Another argument often used by the campaigners was that it was extremely unfair that women could not vote. Many pro-suffrage posters would point out that women could hold positions of respect and authority, such as mayor, doctor, teacher or mother but still couldn’t vote. Whereas men could be slave owners, lunatics, convicts or drunkard and yet retain the vote. Men could even be unfit for service in the army and still have the vote, completely invalidating that argument. Women would also pay the same rates and taxes as men, making it extremely unfair that they could not have their say in how the money the spent. Women could own land or companies and have men working for them, yet still not have the vote. This could be a major problem, as women who owned companies would not be able to stop laws that would give huge advantages and job security to the men who worked for them.
On the other hand, women who worked for men were treated unfairly anyway. Women were not allowed to work the same hours as men and often had nowhere near the same rate of pay. Women wanted the vote so that they could gain improved working conditions and this would also make it easier for them to pay the rates and taxes that they had to pay. In fact, just by having their say in what happened to the money, women probably wouldn’t mind the poor conditions so much.
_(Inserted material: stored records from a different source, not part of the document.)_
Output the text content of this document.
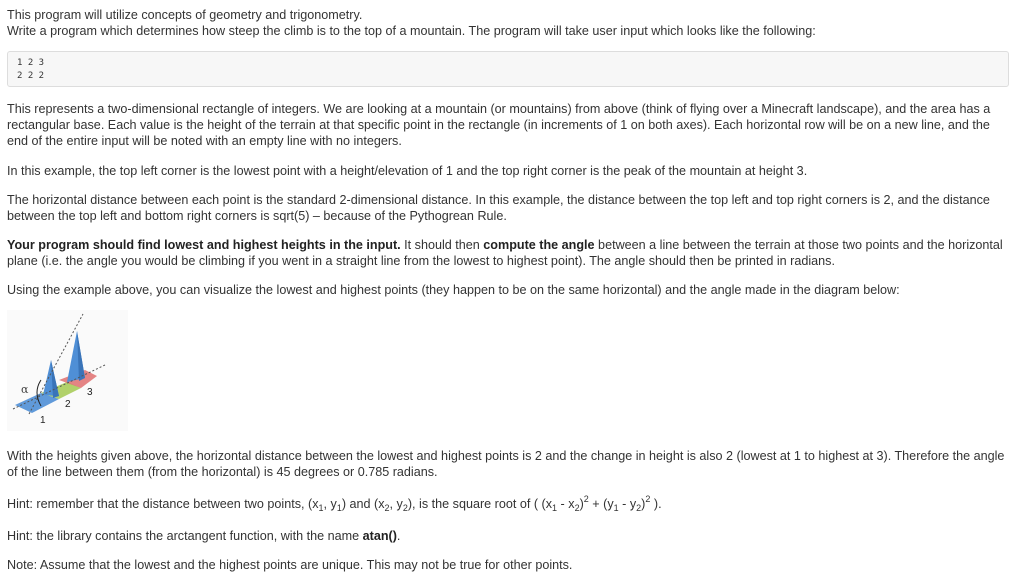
This program will utilize concepts of geometry and trigonometry.

Write a program which determines how steep the climb is to the top of a mountain. The program will take user input which looks like the following:

1 2 3
2 2 2

This represents a two-dimensional rectangle of integers. We are looking at a mountain (or mountains) from above (think of flying over a Minecraft landscape), and the area has a rectangular base. Each value is the height of the terrain at that specific point in the rectangle (in increments of 1 on both axes). Each horizontal row will be on a new line, and the end of the entire input will be noted with an empty line with no integers.

In this example, the top left corner is the lowest point with a height/elevation of 1 and the top right corner is the peak of the mountain at height 3.

The horizontal distance between each point is the standard 2-dimensional distance. In this example, the distance between the top left and top right corners is 2, and the distance between the top left and bottom right corners is sqrt(5) – because of the Pythogrean Rule.

Your program should find lowest and highest heights in the input. It should then compute the angle between a line between the terrain at those two points and the horizontal plane (i.e. the angle you would be climbing if you went in a straight line from the lowest to highest point). The angle should then be printed in radians.

Using the example above, you can visualize the lowest and highest points (they happen to be on the same horizontal) and the angle made in the diagram below:

α
1
2
3

With the heights given above, the horizontal distance between the lowest and highest points is 2 and the change in height is also 2 (lowest at 1 to highest at 3). Therefore the angle of the line between them (from the horizontal) is 45 degrees or 0.785 radians.

Hint: remember that the distance between two points, ($x_1$, $y_1$) and ($x_2$, $y_2$), is the square root of ( $(x_1 - x_2)^2 + (y_1 - y_2)^2$ ).

Hint: the library contains the arctangent function, with the name atan().

Note: Assume that the lowest and the highest points are unique. This may not be true for other points.
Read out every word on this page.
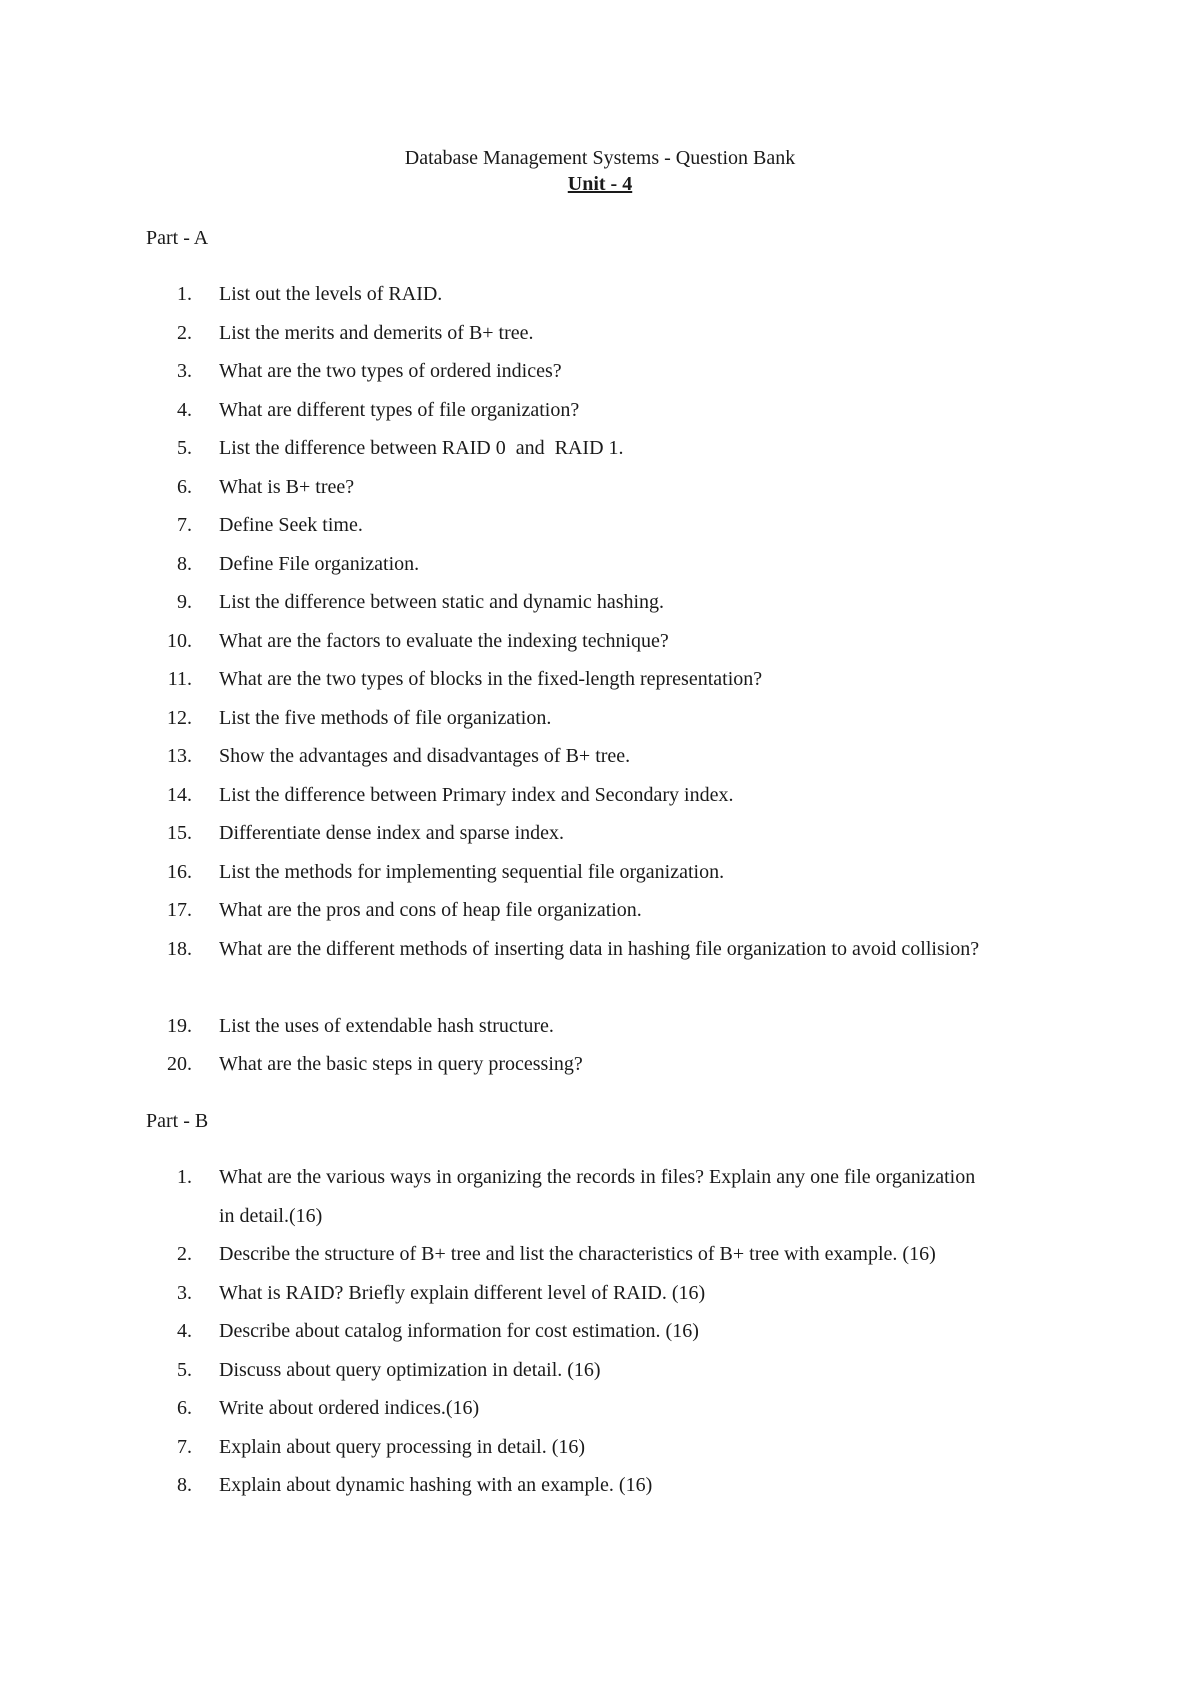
Database Management Systems - Question Bank
Unit - 4
Part - A
1. List out the levels of RAID.
2. List the merits and demerits of B+ tree.
3. What are the two types of ordered indices?
4. What are different types of file organization?
5. List the difference between RAID 0  and  RAID 1.
6. What is B+ tree?
7. Define Seek time.
8. Define File organization.
9. List the difference between static and dynamic hashing.
10. What are the factors to evaluate the indexing technique?
11. What are the two types of blocks in the fixed-length representation?
12. List the five methods of file organization.
13. Show the advantages and disadvantages of B+ tree.
14. List the difference between Primary index and Secondary index.
15. Differentiate dense index and sparse index.
16. List the methods for implementing sequential file organization.
17. What are the pros and cons of heap file organization.
18. What are the different methods of inserting data in hashing file organization to avoid collision?
19. List the uses of extendable hash structure.
20. What are the basic steps in query processing?
Part - B
1. What are the various ways in organizing the records in files? Explain any one file organization in detail.(16)
2. Describe the structure of B+ tree and list the characteristics of B+ tree with example. (16)
3. What is RAID? Briefly explain different level of RAID. (16)
4. Describe about catalog information for cost estimation. (16)
5. Discuss about query optimization in detail. (16)
6. Write about ordered indices.(16)
7. Explain about query processing in detail. (16)
8. Explain about dynamic hashing with an example. (16)
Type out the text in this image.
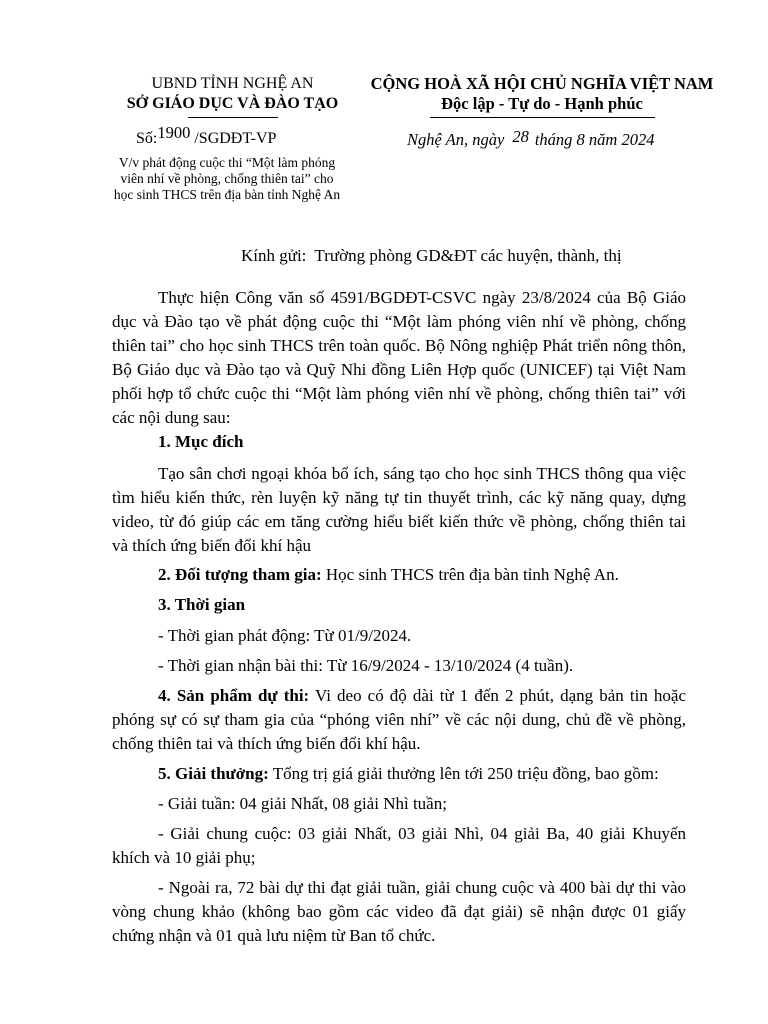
UBND TỈNH NGHỆ AN
SỞ GIÁO DỤC VÀ ĐÀO TẠO
CỘNG HOÀ XÃ HỘI CHỦ NGHĨA VIỆT NAM
Độc lập - Tự do - Hạnh phúc
Số:1900 /SGDĐT-VP	Nghệ An, ngày 28 tháng 8 năm 2024
V/v phát động cuộc thi “Một làm phóng viên nhí về phòng, chống thiên tai” cho học sinh THCS trên địa bàn tỉnh Nghệ An
Kính gửi: Trường phòng GD&ĐT các huyện, thành, thị

Thực hiện Công văn số 4591/BGDĐT-CSVC ngày 23/8/2024 của Bộ Giáo dục và Đào tạo về phát động cuộc thi “Một làm phóng viên nhí về phòng, chống thiên tai” cho học sinh THCS trên toàn quốc. Bộ Nông nghiệp Phát triển nông thôn, Bộ Giáo dục và Đào tạo và Quỹ Nhi đồng Liên Hợp quốc (UNICEF) tại Việt Nam phối hợp tổ chức cuộc thi “Một làm phóng viên nhí về phòng, chống thiên tai” với các nội dung sau:

1. Mục đích

Tạo sân chơi ngoại khóa bổ ích, sáng tạo cho học sinh THCS thông qua việc tìm hiểu kiến thức, rèn luyện kỹ năng tự tin thuyết trình, các kỹ năng quay, dựng video, từ đó giúp các em tăng cường hiểu biết kiến thức về phòng, chống thiên tai và thích ứng biến đổi khí hậu

2. Đối tượng tham gia: Học sinh THCS trên địa bàn tỉnh Nghệ An.
3. Thời gian
- Thời gian phát động: Từ 01/9/2024.
- Thời gian nhận bài thi: Từ 16/9/2024 - 13/10/2024 (4 tuần).

4. Sản phẩm dự thi: Vi deo có độ dài từ 1 đến 2 phút, dạng bản tin hoặc phóng sự có sự tham gia của “phóng viên nhí” về các nội dung, chủ đề về phòng, chống thiên tai và thích ứng biến đổi khí hậu.

5. Giải thưởng: Tổng trị giá giải thưởng lên tới 250 triệu đồng, bao gồm:
- Giải tuần: 04 giải Nhất, 08 giải Nhì tuần;

- Giải chung cuộc: 03 giải Nhất, 03 giải Nhì, 04 giải Ba, 40 giải Khuyến khích và 10 giải phụ;

- Ngoài ra, 72 bài dự thi đạt giải tuần, giải chung cuộc và 400 bài dự thi vào vòng chung khảo (không bao gồm các video đã đạt giải) sẽ nhận được 01 giấy chứng nhận và 01 quà lưu niệm từ Ban tổ chức.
There were many arguments for and against women’s suffrage, some of these good arguments and others completely unfounded. To being with, women’s suffrage was seen as a joke and wasn’t taken seriously. However, by 1914, the Antis’ arguments seemed old fashioned and it would only be a matter of time before women got the vote. Antis’ arguments were unjustified and unconvincing and the women’s arguments held much reason. With the World War showing Britain that women were just as able as men, even many Antis were won over and abandoned their own arguments. But the Suffragists, Suffragettes and Antis did all agree on one thing: votes for women would bring about change and social revolution.